Skillsyouneed.com delivers useful overviews on life skills – from personal or interpersonal skills to leadership, presentation or parenting skills. We particularly liked the sections on learning skills and writing skills. Each section breaks down the skills into different components and explains why the component is important to build the skill. Within the learning section, we recommend the critical thinking, styles of writing and academic referencing components. These are valuable and comprehensive overviews on learning how to write individually. In the writing section, it’s definitively worth to take a look at the entire first “the essentials of writing” part. The section then introduces different pieces of writing you can choose from to learn more about, depending on your needs.
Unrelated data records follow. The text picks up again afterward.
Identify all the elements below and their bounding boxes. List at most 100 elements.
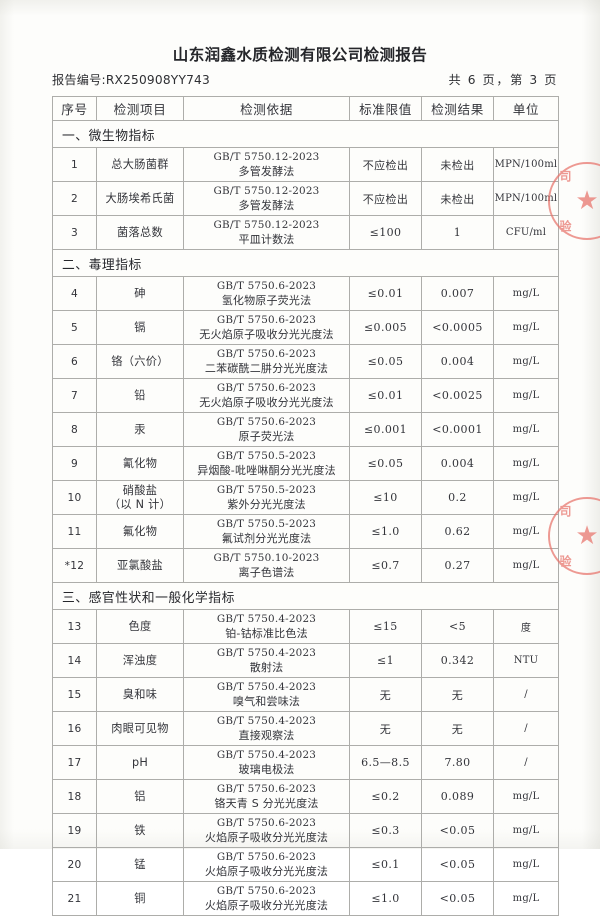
standard-code: GB/T 5750.4-2023 — [216, 646, 317, 659]
star-icon: ★ — [575, 186, 599, 216]
cell-test-item: 大肠埃希氏菌 — [96, 181, 184, 216]
cell-unit: / — [493, 745, 559, 780]
standard-code: GB/T 5750.6-2023 — [216, 347, 317, 360]
cell-standard-limit: ≤0.05 — [349, 446, 422, 481]
column-header-item: 检测项目 — [96, 96, 184, 121]
star-icon: ★ — [575, 521, 599, 551]
cell-test-result: 0.2 — [421, 480, 494, 515]
cell-unit: mg/L — [493, 548, 559, 583]
cell-test-item: 氰化物 — [96, 446, 184, 481]
method-name: 多管发酵法 — [238, 165, 295, 179]
cell-standard-limit: ≤0.01 — [349, 276, 422, 311]
cell-test-item: 肉眼可见物 — [96, 711, 184, 746]
cell-test-result: <0.0025 — [421, 378, 494, 413]
cell-test-result: <0.05 — [421, 847, 494, 882]
cell-test-basis: GB/T 5750.10-2023 离子色谱法 — [183, 548, 350, 583]
table-section-heading: 一、微生物指标 — [52, 120, 559, 148]
cell-unit: MPN/100ml — [493, 147, 559, 182]
cell-unit: NTU — [493, 643, 559, 678]
standard-code: GB/T 5750.4-2023 — [216, 612, 317, 625]
cell-test-basis: GB/T 5750.12-2023 多管发酵法 — [183, 147, 350, 182]
table-row: 14 浑浊度 GB/T 5750.4-2023 散射法 ≤1 0.342 NTU — [52, 643, 559, 678]
seal-bottom-character: 验 — [558, 220, 572, 232]
cell-test-item: 砷 — [96, 276, 184, 311]
cell-test-basis: GB/T 5750.6-2023 无火焰原子吸收分光光度法 — [183, 310, 350, 345]
cell-standard-limit: ≤0.01 — [349, 378, 422, 413]
cell-sequence-number: 2 — [52, 181, 97, 216]
cell-sequence-number: 5 — [52, 310, 97, 345]
cell-test-result: 1 — [421, 215, 494, 250]
cell-test-result: 0.004 — [421, 446, 494, 481]
method-name: 离子色谱法 — [238, 566, 295, 580]
cell-test-basis: GB/T 5750.6-2023 火焰原子吸收分光光度法 — [183, 813, 350, 848]
cell-standard-limit: ≤0.05 — [349, 344, 422, 379]
table-body: 一、微生物指标 1 总大肠菌群 GB/T 5750.12-2023 多管发酵法 不应检出未… — [52, 120, 559, 916]
cell-test-item: 浑浊度 — [96, 643, 184, 678]
table-row: 5 镉 GB/T 5750.6-2023 无火焰原子吸收分光光度法 ≤0.005 <0.0… — [52, 310, 559, 345]
method-name: 氟试剂分光光度法 — [221, 532, 312, 546]
cell-test-item: 亚氯酸盐 — [96, 548, 184, 583]
cell-test-result: 0.007 — [421, 276, 494, 311]
column-header-basis: 检测依据 — [183, 96, 350, 121]
cell-standard-limit: ≤1.0 — [349, 514, 422, 549]
standard-code: GB/T 5750.6-2023 — [216, 381, 317, 394]
report-number: 报告编号:RX250908YY743 — [52, 73, 210, 87]
cell-test-result: 7.80 — [421, 745, 494, 780]
test-results-table: 序号 检测项目 检测依据 标准限值 检测结果 单位 一、微生物指标 1 总大肠菌群 G… — [52, 96, 559, 916]
cell-test-basis: GB/T 5750.4-2023 嗅气和尝味法 — [183, 677, 350, 712]
standard-code: GB/T 5750.6-2023 — [216, 415, 317, 428]
method-name: 无火焰原子吸收分光光度法 — [199, 396, 334, 410]
method-name: 火焰原子吸收分光光度法 — [204, 865, 329, 879]
method-name: 异烟酸-吡唑啉酮分光光度法 — [197, 464, 336, 478]
cell-sequence-number: 1 — [52, 147, 97, 182]
seal-bottom-character: 验 — [558, 555, 572, 567]
standard-code: GB/T 5750.6-2023 — [216, 313, 317, 326]
cell-standard-limit: ≤15 — [349, 609, 422, 644]
standard-code: GB/T 5750.6-2023 — [216, 816, 317, 829]
method-name: 嗅气和尝味法 — [232, 695, 301, 709]
table-row: 8 汞 GB/T 5750.6-2023 原子荧光法 ≤0.001 <0.0001 mg/L — [52, 412, 559, 447]
cell-test-basis: GB/T 5750.6-2023 无火焰原子吸收分光光度法 — [183, 378, 350, 413]
cell-standard-limit: ≤0.001 — [349, 412, 422, 447]
table-row: 17 pH GB/T 5750.4-2023 玻璃电极法 6.5—8.5 7.80/ — [52, 745, 559, 780]
method-name: 火焰原子吸收分光光度法 — [204, 831, 329, 845]
cell-standard-limit: ≤0.005 — [349, 310, 422, 345]
standard-code: GB/T 5750.10-2023 — [213, 551, 320, 564]
cell-standard-limit: ≤100 — [349, 215, 422, 250]
page-title: 山东润鑫水质检测有限公司检测报告 — [172, 46, 428, 64]
cell-sequence-number: 15 — [52, 677, 97, 712]
cell-test-item: 总大肠菌群 — [96, 147, 184, 182]
cell-sequence-number: 14 — [52, 643, 97, 678]
cell-test-item: 菌落总数 — [96, 215, 184, 250]
cell-test-basis: GB/T 5750.12-2023 平皿计数法 — [183, 215, 350, 250]
cell-test-item: 锰 — [96, 847, 184, 882]
method-name: 火焰原子吸收分光光度法 — [204, 899, 329, 913]
cell-sequence-number: 6 — [52, 344, 97, 379]
cell-standard-limit: 无 — [349, 711, 422, 746]
table-row: 11 氟化物 GB/T 5750.5-2023 氟试剂分光光度法 ≤1.0 0.62 mg/… — [52, 514, 559, 549]
cell-unit: mg/L — [493, 480, 559, 515]
cell-sequence-number: 17 — [52, 745, 97, 780]
table-row: 2 大肠埃希氏菌 GB/T 5750.12-2023 多管发酵法 不应检出 未检出 MPN/… — [52, 181, 559, 216]
cell-test-item: 铝 — [96, 779, 184, 814]
cell-test-result: 未检出 — [421, 147, 494, 182]
cell-unit: mg/L — [493, 813, 559, 848]
cell-standard-limit: 无 — [349, 677, 422, 712]
cell-test-item: 氟化物 — [96, 514, 184, 549]
cell-sequence-number: 9 — [52, 446, 97, 481]
cell-test-result: 0.004 — [421, 344, 494, 379]
table-row: 1 总大肠菌群 GB/T 5750.12-2023 多管发酵法 不应检出 未检出 MPN/1… — [52, 147, 559, 182]
table-row: *12 亚氯酸盐 GB/T 5750.10-2023 离子色谱法 ≤0.7 0.27 mg/… — [52, 548, 559, 583]
cell-test-basis: GB/T 5750.6-2023 火焰原子吸收分光光度法 — [183, 847, 350, 882]
column-header-no: 序号 — [52, 96, 97, 121]
cell-test-result: <0.0005 — [421, 310, 494, 345]
cell-test-result: 0.27 — [421, 548, 494, 583]
cell-standard-limit: ≤1 — [349, 643, 422, 678]
column-header-result: 检测结果 — [421, 96, 494, 121]
cell-unit: mg/L — [493, 276, 559, 311]
cell-sequence-number: 19 — [52, 813, 97, 848]
table-row: 16 肉眼可见物 GB/T 5750.4-2023 直接观察法无无 / — [52, 711, 559, 746]
cell-test-result: 0.342 — [421, 643, 494, 678]
cell-unit: mg/L — [493, 446, 559, 481]
standard-code: GB/T 5750.5-2023 — [216, 483, 317, 496]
The Purdue OWL (Online Writing Lab) is one of the most referred to writing websites in American colleges and universities. It is a great resource for general writing but also for more intense topics such as research and citation. Furthermore, it delivers in-depth information on the different writing styles MLA, APA, and Chicago. Apart from being a brilliant resource for native English speakers, Purdue OWL also provides information to ESL (English as Second Language) students. The website includes exercises for foreign speakers to test their own English skills.
If you checked out the two websites above but want to dive deeper into the particular writing style that your institution or academic field requires, you can take a look at the initial websites dedicated to each style.
The MLA Style refers to the Modern Language Association. This style is most commonly used in the fields of liberal arts and humanities. You can find more information about this style on their website, which also includes a comprehensive section on plagiarism!
The American Psychological Association created the APA Style. Mostly sciences, psychology and education use this style. This student resource includes the 12 Basic Rules for the APA Style. If you want to learn more, visit the APA website directly.
The Chicago Manual of Style is a little bit more complex than MLA or APA. It has two different citation structures. The Arts and Humanities use the Notes-Bibliography System (NB). Sciences rather use the Author-Date System. The Western Sydney University published a Chicago style guide that explains the basic rules very well.
Other writing styles are for example the Harvard Style or the AP Style. Even though not as common, Harvard Style is being used at many universities. The Imperial College in London provides a wonderful resource for citing and referencing in Harvard Style. The AP Style refers to Associated Press and is used for journalistic writing. Its rules change yearly and are updated on a regular basis. To keep updated, you can purchase access to the stylebook on the website.